第27話 二人に重なる過去(1)
ここでいいかな?
二人の後を気付かれないように追いかけて行って、書棚の本と棚板との隙間から二人が見れる場所を見つけた。
「キスして?」
そう言った美緒ちゃんは熱っぽい視線を和泉くんに送る。
「家ですれば良くないか?」
「だって最近マンネリ化してるなぁって。もうちょっとドキドキ欲しくない?」
ピッタリと和泉くんに体を寄せながら蠱惑的な表情で誘惑する美緒ちゃんの姿は、普段の眼鏡キャラとは程遠い。
えっちのときはあんな顔をするんだ……。
多分クラスの男子達が見たらイチコロになってしまいそうな表情。
「そりゃ毎日してたらマンネリ化もするだろう」
和泉くんは呆れ交じりに言うと美緒ちゃんの唇を奪った。
もちろん舌と舌とを絡めるディープなやつ。
やっぱり二人ってそういう関係だったんだな……。
そこは二人だけの世界で余人の立ち入る隙間はない。
「こっちも触ってよ?」
美緒ちゃんは和泉くんの手を掴むと胸へと誘導した。
「お前、またあの下着なのか?」
「だって今日は体育ないから着てもバレないかなって」
どんな下着かはわかんないけど多分、大人な下着だということは容易に想像がつく。
話終えると再び互いの唇を貪り合う二人。
美緒ちゃんは和泉くんの腕の中に収まってされるがまま。
「なんだかんだ言って怜斗もやる気じゃん」
いつしか二人の手は降りていって互いの下半身をまさぐり始めた。
そんな二人を見ているうちに私の心はどういうわけか痛み出した。
「あれ、どうして……?」
この痛みの理由を知る私は、自問自答した。
でもそんなことがわかるはずが無くて締め付けられるような痛みにただ二人から目を背けることしか出来ない。
「んっ……はぁん」
艶かしい美緒ちゃんの声を背に私はその場を去った。
◆❖◇◇❖◆
『直感は、無理に感じようとしてもだめ。答がでるまでには時間がかかるものなの』
中学校時代、そんな誰かの受け売りを口にしていた幼馴染が私にはいた。
「陽菜ー、今日わたし委員会の仕事あるから先に帰っててーっ!」
家も近くて私ともう一人の幼馴染を加えた三人で登下校を共にしていた私は、ある日そんなことを言われた。
彼女の名前は
「わかった、じゃあ先に悠佑と帰ってるね」
私が朱音にそう言うと彼女はニコッと笑って言った。
「悠佑くんも委員会の仕事あるみたいだから無理かもよ」
このとき、私は疑いを抱いてしまった。
そんな気持ちさえ抱かなければ辛い思いなんてしなくても済んだのに、今でもそう思う。
「わかった先に帰ってるね」
そう言って私は一人で帰るふりをした。
「下駄箱まで見送ってあげる」
朱音はそう言って付いて来ようとしたけど私はそれを断った。
「委員会の仕事があるんでしょ?そっちを優先していいから」
それでも朱音は付いてきた。
だから私の疑いは益々深まった。
私が悠佑のことをいいなって思ってることはもとより朱音もまた同じような感情を抱いている節があった。
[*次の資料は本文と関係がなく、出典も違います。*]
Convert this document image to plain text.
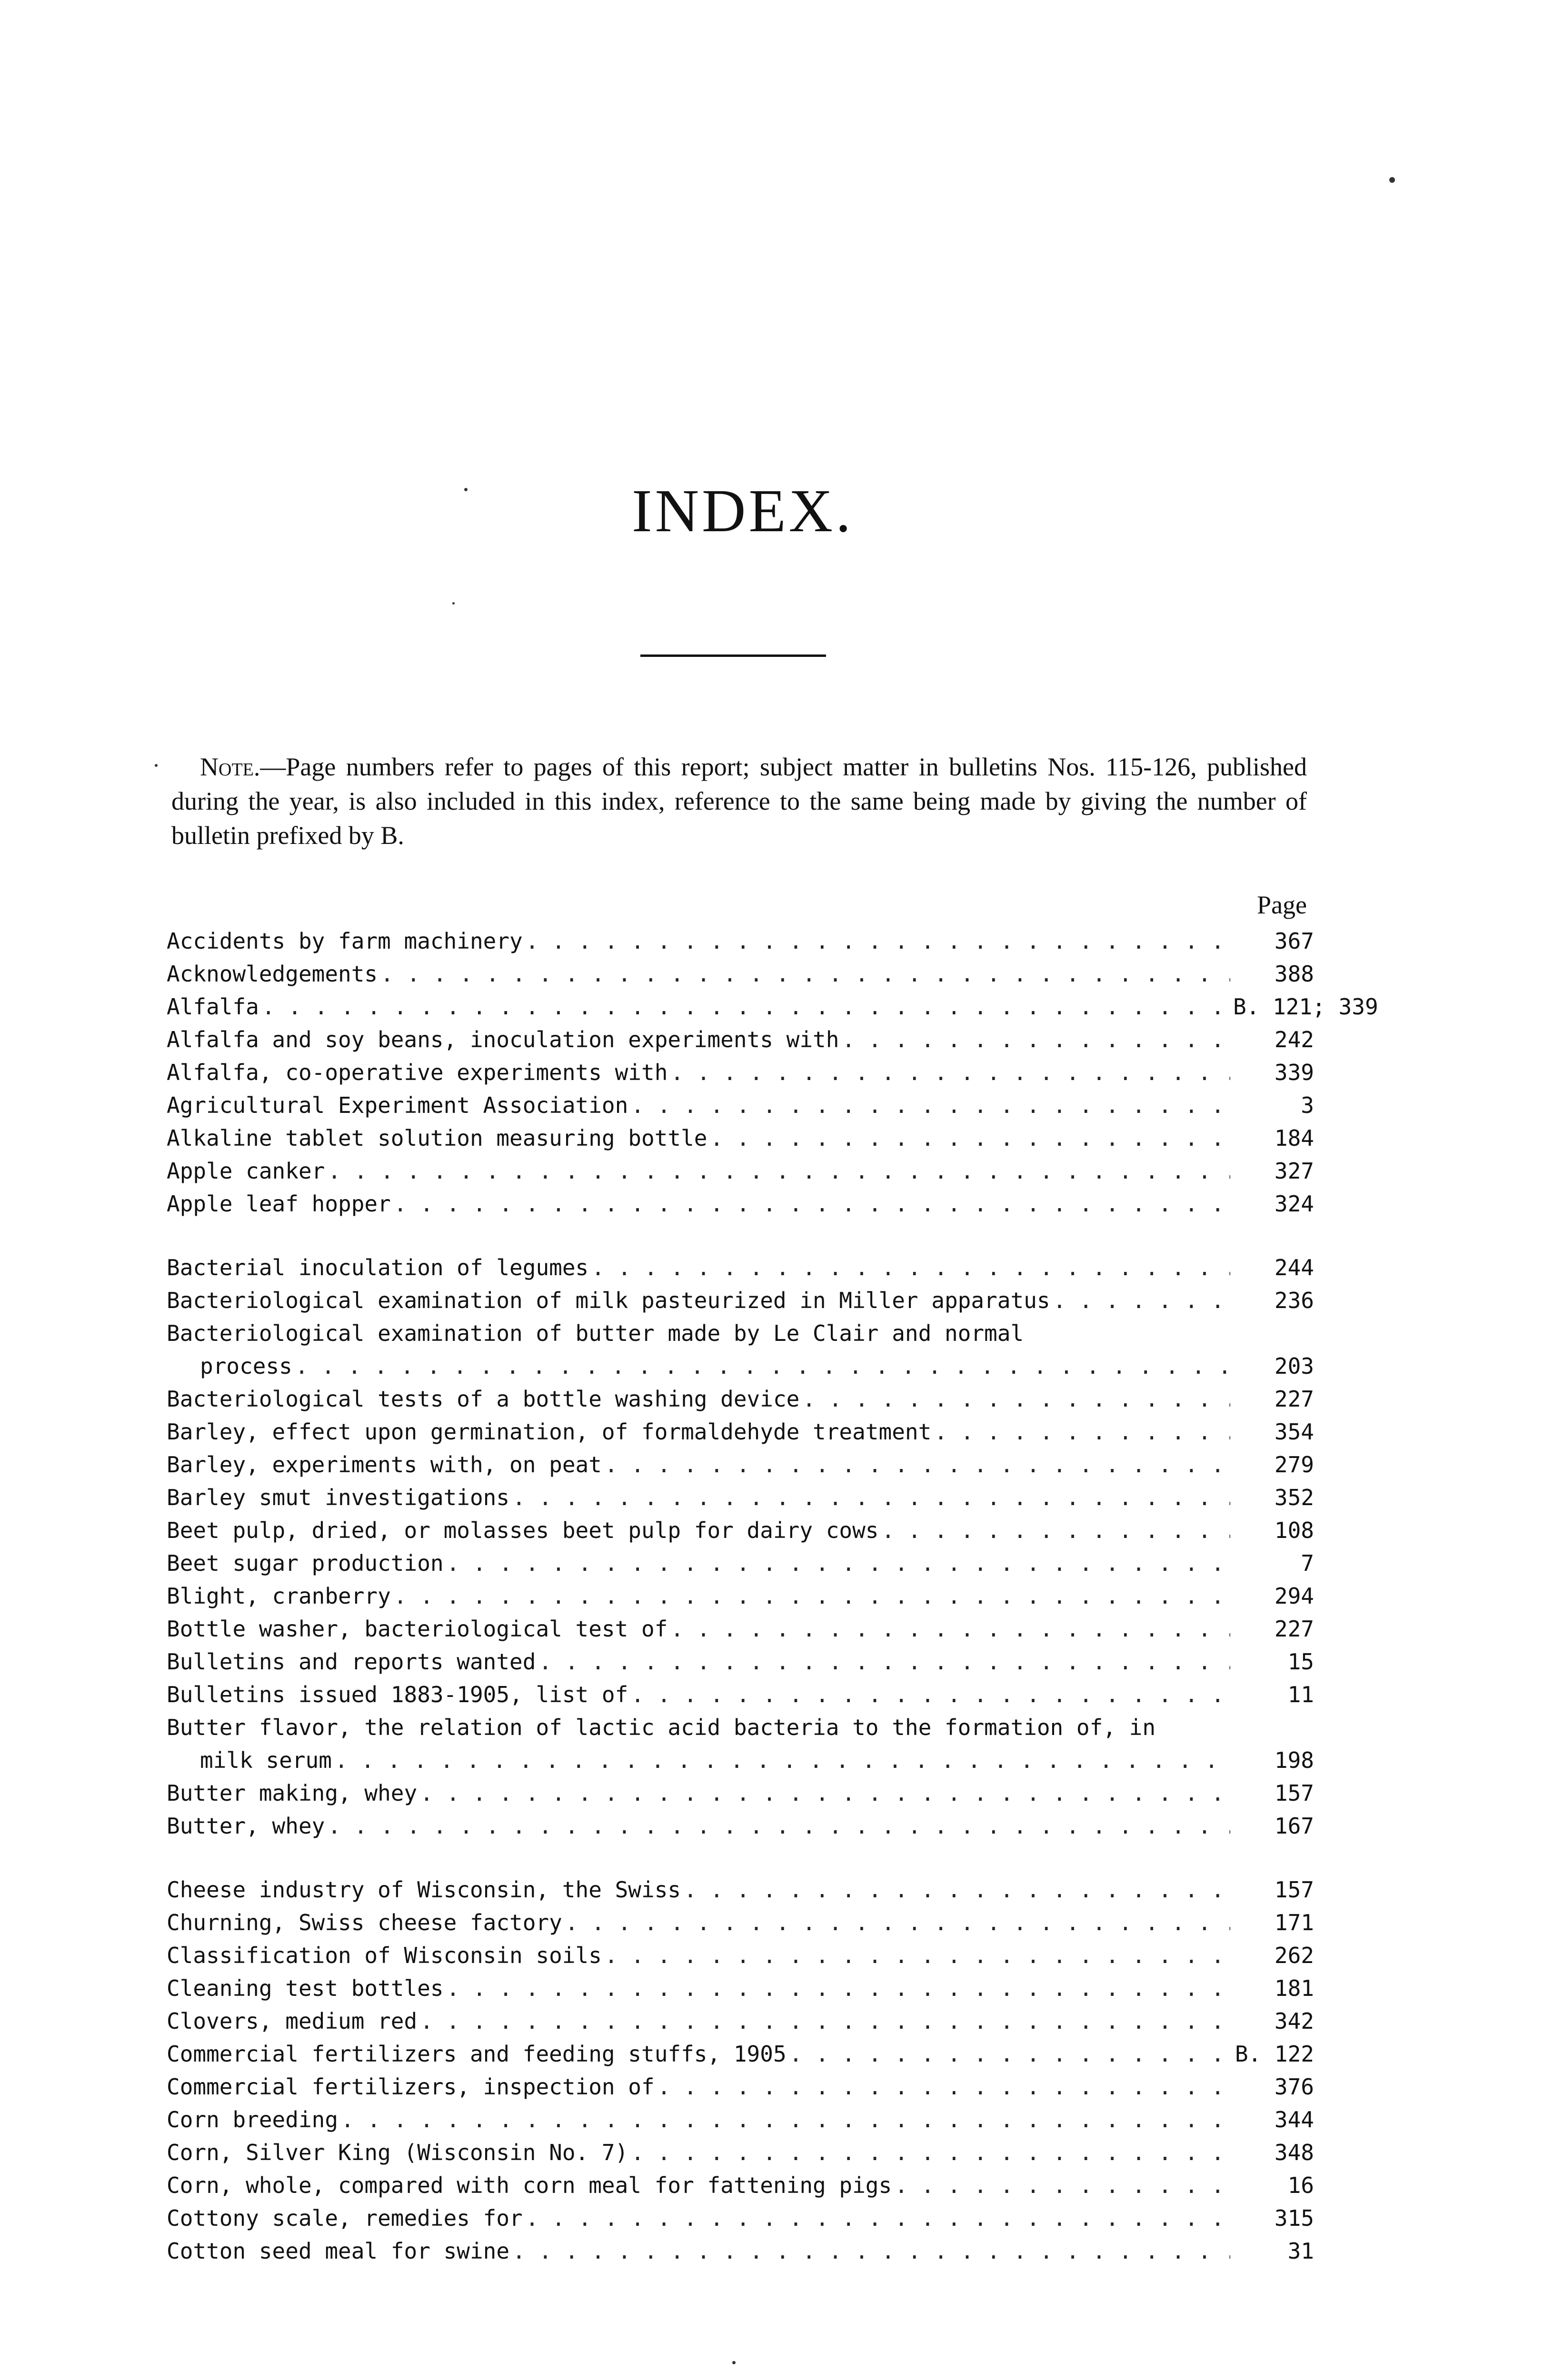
INDEX.
Note.—Page numbers refer to pages of this report; subject matter in bulletins Nos. 115-126, published during the year, is also included in this index, reference to the same being made by giving the number of bulletin prefixed by B.
Page
Accidents by farm machinery . . .	367
Acknowledgements . . .	388
Alfalfa . . .	B. 121; 339
Alfalfa and soy beans, inoculation experiments with . . .	242
Alfalfa, co-operative experiments with . . .	339
Agricultural Experiment Association . . .	3
Alkaline tablet solution measuring bottle . . .	184
Apple canker . . .	327
Apple leaf hopper . . .	324
Bacterial inoculation of legumes . . .	244
Bacteriological examination of milk pasteurized in Miller apparatus . . .	236
Bacteriological examination of butter made by Le Clair and normal
process . . .	203
Bacteriological tests of a bottle washing device . . .	227
Barley, effect upon germination, of formaldehyde treatment . . .	354
Barley, experiments with, on peat . . .	279
Barley smut investigations . . .	352
Beet pulp, dried, or molasses beet pulp for dairy cows . . .	108
Beet sugar production . . .	7
Blight, cranberry . . .	294
Bottle washer, bacteriological test of . . .	227
Bulletins and reports wanted . . .	15
Bulletins issued 1883-1905, list of . . .	11
Butter flavor, the relation of lactic acid bacteria to the formation of, in
milk serum . . .	198
Butter making, whey . . .	157
Butter, whey . . .	167
Cheese industry of Wisconsin, the Swiss . . .	157
Churning, Swiss cheese factory . . .	171
Classification of Wisconsin soils . . .	262
Cleaning test bottles . . .	181
Clovers, medium red . . .	342
Commercial fertilizers and feeding stuffs, 1905 . . .	B. 122
Commercial fertilizers, inspection of . . .	376
Corn breeding . . .	344
Corn, Silver King (Wisconsin No. 7) . . .	348
Corn, whole, compared with corn meal for fattening pigs . . .	16
Cottony scale, remedies for . . .	315
Cotton seed meal for swine . . .	31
だから朱音が私のいない所で悠佑に告白するんじゃないかって。
「じゃあね!」
下駄箱で私を見送ると朱音は踵を返して教室へいそいそと戻っていく。
だから私は朱音と同じ委員会の友達に電話で訊いた。
『ねぇ、今日って委員会ある?』
お願いだから有るって言って。
遅まきながらに私は願った。
でも友達の答えは違った。
『無いけど?』
『そう……』
聞きたくなかったその答えを聞いた私の足は下駄箱へと向いた―――――。